If you upload images to the website, you should avoid uploading images with embedded location data (EXIF GPS) included. Visitors to the website can download and extract any location data from images on the website.

Cookies

If you leave a comment on our site you may opt-in to saving your name, email address and website in cookies. These are for your convenience so that you do not have to fill in your details again when you leave another comment. These cookies will last for one year.

If you visit our login page, we will set a temporary cookie to determine if your browser accepts cookies. This cookie contains no personal data and is discarded when you close your browser.

When you log in, we will also set up several cookies to save your login information and your screen display choices. Login cookies last for two days, and screen options cookies last for a year. If you select “Remember Me”, your login will persist for two weeks. If you log out of your account, the login cookies will be removed.

If you edit or publish an article, an additional cookie will be saved in your browser. This cookie includes no personal data and simply indicates the post ID of the article you just edited. It expires after 1 day.

Embedded content from other websites

Articles on this site may include embedded content (e.g. videos, images, articles, etc.). Embedded content from other websites behaves in the exact same way as if the visitor has visited the other website.

These websites may collect data about you, use cookies, embed additional third-party tracking, and monitor your interaction with that embedded content, including tracking your interaction with the embedded content if you have an account and are logged in to that website.

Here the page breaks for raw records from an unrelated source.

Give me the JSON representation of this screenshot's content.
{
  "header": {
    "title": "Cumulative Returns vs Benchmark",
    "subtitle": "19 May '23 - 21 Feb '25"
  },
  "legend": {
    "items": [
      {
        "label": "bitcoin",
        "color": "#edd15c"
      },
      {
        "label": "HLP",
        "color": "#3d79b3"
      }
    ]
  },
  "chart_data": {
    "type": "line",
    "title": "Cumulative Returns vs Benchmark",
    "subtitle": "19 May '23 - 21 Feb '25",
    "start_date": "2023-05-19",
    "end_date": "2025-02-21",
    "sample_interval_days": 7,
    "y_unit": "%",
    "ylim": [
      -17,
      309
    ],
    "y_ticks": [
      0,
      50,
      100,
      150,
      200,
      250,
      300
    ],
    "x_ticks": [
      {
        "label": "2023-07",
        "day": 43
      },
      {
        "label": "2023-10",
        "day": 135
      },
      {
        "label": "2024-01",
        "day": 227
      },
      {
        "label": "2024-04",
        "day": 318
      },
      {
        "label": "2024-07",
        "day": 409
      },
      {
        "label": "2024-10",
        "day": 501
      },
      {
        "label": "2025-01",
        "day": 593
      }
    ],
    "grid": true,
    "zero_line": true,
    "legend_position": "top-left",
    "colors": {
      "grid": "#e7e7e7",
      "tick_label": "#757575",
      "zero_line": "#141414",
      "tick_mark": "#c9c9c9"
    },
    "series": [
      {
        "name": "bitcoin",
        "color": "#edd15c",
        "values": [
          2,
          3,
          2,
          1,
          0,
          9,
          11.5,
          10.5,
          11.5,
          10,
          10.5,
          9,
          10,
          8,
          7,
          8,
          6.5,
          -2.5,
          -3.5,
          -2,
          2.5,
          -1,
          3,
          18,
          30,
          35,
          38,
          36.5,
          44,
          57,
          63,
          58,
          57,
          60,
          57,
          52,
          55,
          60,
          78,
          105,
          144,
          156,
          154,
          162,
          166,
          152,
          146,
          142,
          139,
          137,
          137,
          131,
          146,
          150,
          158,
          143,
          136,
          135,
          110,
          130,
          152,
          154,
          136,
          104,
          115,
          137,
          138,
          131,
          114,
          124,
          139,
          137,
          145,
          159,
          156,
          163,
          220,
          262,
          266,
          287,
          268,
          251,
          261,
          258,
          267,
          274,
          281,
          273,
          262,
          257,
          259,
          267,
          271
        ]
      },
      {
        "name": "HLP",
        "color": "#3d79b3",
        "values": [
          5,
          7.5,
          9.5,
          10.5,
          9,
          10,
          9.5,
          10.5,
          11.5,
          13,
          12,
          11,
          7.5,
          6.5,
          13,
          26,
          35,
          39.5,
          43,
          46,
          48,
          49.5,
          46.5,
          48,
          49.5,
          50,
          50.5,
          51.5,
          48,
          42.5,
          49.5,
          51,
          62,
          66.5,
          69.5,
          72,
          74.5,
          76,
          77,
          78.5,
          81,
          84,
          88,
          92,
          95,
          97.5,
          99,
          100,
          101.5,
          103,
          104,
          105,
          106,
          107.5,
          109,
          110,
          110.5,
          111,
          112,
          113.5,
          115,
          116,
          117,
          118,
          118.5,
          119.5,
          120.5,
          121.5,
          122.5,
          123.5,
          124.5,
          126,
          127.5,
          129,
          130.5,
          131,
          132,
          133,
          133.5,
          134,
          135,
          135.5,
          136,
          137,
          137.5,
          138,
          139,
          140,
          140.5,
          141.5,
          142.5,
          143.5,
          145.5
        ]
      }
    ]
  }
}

Who we share your data with

If you request a password reset, your IP address will be included in the reset email.

How long we retain your data

If you leave a comment, the comment and its metadata are retained indefinitely. This is so we can recognize and approve any follow-up comments automatically instead of holding them in a moderation queue.

For users that register on our website (if any), we also store the personal information they provide in their user profile. All users can see, edit, or delete their personal information at any time (except they cannot change their username). Website administrators can also see and edit that information.

What rights you have over your data

If you have an account on this site, or have left comments, you can request to receive an exported file of the personal data we hold about you, including any data you have provided to us. You can also request that we erase any personal data we hold about you. This does not include any data we are obliged to keep for administrative, legal, or security purposes.

Where your data is sent

Visitor comments may be checked through an automated spam detection service.